The Applied Physics Laboratory is a division of the university co-equal to the nine schools, but with a non-academic, research-based mission. APL, located between Baltimore and Washington, supports national security and also pursues space science, exploration of the Solar System and other civilian research and development.
Johns Hopkins also has two campuses in Montgomery County, Md., and has academic facilities in Nanjing, China, and in Bologna, Italy. It maintains a network of continuing education facilities throughout the Baltimore-Washington region, including centers in downtown Baltimore, downtown Washington, and Columbia.
When considered in partnership with its sister institution, the Johns Hopkins Hospital and Health System, the university is Maryland's largest employer and contributes more than $10 billion a year to the state's economy.
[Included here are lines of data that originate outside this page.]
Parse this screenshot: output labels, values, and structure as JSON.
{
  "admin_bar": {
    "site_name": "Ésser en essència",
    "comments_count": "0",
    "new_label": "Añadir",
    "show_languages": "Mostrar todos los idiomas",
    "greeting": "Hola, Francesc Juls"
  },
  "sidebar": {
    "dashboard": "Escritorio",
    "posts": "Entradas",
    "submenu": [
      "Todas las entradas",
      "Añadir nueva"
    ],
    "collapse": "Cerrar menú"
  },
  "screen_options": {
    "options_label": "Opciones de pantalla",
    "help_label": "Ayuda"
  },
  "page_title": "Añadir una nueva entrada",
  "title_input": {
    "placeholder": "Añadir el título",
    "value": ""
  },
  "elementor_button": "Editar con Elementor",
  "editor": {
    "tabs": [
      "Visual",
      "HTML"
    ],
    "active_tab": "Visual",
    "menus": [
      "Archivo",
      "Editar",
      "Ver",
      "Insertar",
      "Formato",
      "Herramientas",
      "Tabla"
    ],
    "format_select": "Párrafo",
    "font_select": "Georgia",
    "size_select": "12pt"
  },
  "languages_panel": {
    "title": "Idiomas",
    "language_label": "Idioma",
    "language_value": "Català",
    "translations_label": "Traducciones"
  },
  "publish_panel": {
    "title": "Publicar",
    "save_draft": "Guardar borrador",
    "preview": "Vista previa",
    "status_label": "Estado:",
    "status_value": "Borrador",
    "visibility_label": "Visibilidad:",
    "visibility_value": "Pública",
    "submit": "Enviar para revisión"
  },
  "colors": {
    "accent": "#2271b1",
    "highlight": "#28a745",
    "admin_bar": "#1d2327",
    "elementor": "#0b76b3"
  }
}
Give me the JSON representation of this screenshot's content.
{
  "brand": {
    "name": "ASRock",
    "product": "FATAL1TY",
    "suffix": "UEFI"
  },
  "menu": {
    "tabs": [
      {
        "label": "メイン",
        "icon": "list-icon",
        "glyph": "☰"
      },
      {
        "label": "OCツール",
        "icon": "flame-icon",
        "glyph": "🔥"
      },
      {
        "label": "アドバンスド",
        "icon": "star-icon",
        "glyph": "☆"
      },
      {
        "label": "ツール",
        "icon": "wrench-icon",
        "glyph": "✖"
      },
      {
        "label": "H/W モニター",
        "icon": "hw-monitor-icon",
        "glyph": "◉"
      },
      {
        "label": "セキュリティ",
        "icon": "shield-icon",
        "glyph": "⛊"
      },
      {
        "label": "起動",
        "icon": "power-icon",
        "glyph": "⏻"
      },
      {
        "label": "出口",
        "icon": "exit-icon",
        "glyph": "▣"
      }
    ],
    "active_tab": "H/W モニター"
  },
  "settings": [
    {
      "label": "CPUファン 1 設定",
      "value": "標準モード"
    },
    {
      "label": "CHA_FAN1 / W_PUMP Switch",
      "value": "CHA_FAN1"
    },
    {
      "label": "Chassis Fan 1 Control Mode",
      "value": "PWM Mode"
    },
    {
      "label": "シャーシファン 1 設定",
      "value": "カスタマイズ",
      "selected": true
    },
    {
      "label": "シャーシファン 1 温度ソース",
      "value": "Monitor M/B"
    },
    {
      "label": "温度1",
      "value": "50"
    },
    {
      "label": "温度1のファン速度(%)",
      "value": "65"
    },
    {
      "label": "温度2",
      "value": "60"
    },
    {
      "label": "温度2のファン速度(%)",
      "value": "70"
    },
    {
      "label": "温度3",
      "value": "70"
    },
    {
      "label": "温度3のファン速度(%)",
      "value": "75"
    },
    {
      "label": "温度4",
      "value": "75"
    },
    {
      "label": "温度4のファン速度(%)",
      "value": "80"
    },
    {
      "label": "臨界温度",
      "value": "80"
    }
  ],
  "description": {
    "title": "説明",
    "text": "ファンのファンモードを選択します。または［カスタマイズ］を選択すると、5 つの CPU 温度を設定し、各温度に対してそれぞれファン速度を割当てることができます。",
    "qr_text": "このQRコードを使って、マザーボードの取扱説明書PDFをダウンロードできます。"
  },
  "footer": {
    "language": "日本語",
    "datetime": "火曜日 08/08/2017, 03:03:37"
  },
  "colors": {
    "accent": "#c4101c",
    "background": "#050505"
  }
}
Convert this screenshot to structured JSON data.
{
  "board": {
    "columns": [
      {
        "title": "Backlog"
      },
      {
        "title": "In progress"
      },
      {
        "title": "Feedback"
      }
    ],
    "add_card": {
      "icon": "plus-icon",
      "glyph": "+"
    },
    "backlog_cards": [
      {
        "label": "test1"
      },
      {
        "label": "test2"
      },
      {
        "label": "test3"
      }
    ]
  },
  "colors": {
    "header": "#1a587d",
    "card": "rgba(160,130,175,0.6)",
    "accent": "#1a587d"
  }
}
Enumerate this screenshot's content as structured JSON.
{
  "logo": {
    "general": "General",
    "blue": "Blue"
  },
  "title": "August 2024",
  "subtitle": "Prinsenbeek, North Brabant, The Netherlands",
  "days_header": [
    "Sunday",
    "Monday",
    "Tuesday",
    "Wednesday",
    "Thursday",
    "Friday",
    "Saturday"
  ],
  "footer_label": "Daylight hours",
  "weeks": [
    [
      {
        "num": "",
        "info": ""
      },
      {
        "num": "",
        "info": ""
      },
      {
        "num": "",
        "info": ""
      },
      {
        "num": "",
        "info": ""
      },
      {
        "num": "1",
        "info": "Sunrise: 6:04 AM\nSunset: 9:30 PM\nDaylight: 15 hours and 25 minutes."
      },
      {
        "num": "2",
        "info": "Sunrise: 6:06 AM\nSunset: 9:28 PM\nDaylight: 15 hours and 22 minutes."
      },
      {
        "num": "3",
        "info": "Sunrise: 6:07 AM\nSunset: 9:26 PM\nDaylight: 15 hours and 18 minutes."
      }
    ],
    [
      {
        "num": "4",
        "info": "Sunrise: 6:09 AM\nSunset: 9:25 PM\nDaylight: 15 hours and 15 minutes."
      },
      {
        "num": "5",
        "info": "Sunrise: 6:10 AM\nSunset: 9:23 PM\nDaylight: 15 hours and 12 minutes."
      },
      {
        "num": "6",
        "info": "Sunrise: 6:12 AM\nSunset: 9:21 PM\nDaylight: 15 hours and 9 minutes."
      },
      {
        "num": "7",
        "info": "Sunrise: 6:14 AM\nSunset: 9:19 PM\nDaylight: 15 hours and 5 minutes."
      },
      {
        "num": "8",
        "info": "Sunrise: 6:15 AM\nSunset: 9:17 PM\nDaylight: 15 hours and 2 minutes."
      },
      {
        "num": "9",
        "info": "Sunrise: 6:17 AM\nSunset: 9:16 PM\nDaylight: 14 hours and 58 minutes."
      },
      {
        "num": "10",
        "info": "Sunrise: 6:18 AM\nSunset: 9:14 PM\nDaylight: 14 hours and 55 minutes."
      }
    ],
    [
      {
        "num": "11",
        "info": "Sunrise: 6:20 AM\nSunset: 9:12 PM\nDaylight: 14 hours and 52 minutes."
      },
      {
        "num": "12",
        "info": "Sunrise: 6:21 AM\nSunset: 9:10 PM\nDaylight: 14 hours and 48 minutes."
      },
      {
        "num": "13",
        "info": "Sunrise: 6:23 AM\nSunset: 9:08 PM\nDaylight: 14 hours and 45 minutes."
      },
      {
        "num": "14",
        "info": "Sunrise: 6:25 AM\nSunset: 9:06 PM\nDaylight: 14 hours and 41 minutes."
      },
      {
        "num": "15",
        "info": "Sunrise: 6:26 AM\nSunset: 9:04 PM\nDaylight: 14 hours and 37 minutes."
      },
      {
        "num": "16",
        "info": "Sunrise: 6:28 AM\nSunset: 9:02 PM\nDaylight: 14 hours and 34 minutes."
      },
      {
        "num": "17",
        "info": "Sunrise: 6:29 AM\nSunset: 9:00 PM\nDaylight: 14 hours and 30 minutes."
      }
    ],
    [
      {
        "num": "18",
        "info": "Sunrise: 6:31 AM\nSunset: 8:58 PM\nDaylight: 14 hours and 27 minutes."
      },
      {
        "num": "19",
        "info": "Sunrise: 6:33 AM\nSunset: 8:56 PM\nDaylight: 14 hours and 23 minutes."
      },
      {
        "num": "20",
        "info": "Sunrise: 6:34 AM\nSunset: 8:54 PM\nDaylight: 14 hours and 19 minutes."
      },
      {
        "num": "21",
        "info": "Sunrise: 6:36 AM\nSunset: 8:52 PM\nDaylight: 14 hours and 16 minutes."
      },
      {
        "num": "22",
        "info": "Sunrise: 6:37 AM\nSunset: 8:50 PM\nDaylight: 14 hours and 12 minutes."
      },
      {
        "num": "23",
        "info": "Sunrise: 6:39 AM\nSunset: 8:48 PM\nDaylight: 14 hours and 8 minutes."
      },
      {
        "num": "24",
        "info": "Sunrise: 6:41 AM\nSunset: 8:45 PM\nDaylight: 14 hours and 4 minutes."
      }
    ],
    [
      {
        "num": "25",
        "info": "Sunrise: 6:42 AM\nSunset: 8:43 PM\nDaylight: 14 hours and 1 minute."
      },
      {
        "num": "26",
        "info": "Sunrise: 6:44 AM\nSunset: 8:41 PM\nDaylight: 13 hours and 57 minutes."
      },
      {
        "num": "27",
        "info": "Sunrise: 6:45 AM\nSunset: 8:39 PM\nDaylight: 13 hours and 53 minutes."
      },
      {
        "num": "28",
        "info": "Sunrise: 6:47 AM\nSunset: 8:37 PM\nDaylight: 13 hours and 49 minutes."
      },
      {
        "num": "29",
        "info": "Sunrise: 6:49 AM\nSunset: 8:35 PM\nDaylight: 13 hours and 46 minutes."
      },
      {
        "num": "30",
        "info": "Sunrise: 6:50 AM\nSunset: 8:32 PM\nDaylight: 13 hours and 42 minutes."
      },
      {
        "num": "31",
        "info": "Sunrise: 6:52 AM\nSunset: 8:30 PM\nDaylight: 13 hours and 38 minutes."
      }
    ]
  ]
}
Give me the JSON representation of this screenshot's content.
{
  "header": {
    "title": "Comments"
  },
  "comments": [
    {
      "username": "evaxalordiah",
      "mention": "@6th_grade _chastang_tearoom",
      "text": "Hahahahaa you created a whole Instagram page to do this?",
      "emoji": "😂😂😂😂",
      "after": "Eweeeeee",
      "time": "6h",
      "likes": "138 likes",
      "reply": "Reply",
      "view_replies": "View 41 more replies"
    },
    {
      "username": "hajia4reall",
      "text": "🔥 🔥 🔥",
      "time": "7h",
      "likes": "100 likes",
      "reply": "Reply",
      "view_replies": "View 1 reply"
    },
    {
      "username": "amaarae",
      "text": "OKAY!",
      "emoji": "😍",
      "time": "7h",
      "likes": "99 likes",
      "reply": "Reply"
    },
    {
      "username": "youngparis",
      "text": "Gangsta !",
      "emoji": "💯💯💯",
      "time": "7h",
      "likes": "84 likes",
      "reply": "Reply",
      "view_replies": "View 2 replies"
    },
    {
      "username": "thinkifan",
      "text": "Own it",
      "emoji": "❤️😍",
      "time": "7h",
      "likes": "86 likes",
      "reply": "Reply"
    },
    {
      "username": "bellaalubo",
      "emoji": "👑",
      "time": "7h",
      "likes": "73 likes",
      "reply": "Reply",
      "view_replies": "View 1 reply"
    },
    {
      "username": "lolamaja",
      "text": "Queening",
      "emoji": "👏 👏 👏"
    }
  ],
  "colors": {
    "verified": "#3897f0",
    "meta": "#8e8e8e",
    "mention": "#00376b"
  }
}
About Montgomery County, Maryland
Centrally located in the region’s federal and advanced technology marketplace, Montgomery County, Maryland is the gateway to the mid-Atlantic’s robust business community. Bordering Washington, D.C., the County is home to over 330 biotech companies, including industry leaders such as Human Genome Sciences, MedImmune, QIAGEN, and United Therapeutics. Nineteen federal facilities are located here including the National Institutes of Health, the National Institute of Standards and Technology and the Food and Drug Administration. In addition, the county is home to premiere educational and research organizations such as The Johns Hopkins University’s Montgomery County Campus, the Howard Hughes Medical Institute, the Henry M. Jackson Foundation and the Universities at Shady Grove. Corporate leaders including BAE Systems Applied Technologies, Discovery Communications, GEICO, Hughes Communications, IBM, Kaiser Permanente, Lockheed Martin, and Marriott International also call Montgomery County home. Selected recent developments in the county include a satellite headquarters campus for the National Cancer Institute in Rockville, a new, expanded headquarters for the Nuclear Regulatory Commission in North Bethesda, and an 117,000-square-foot expansion of QIAGEN’s North American headquarters in Germantown.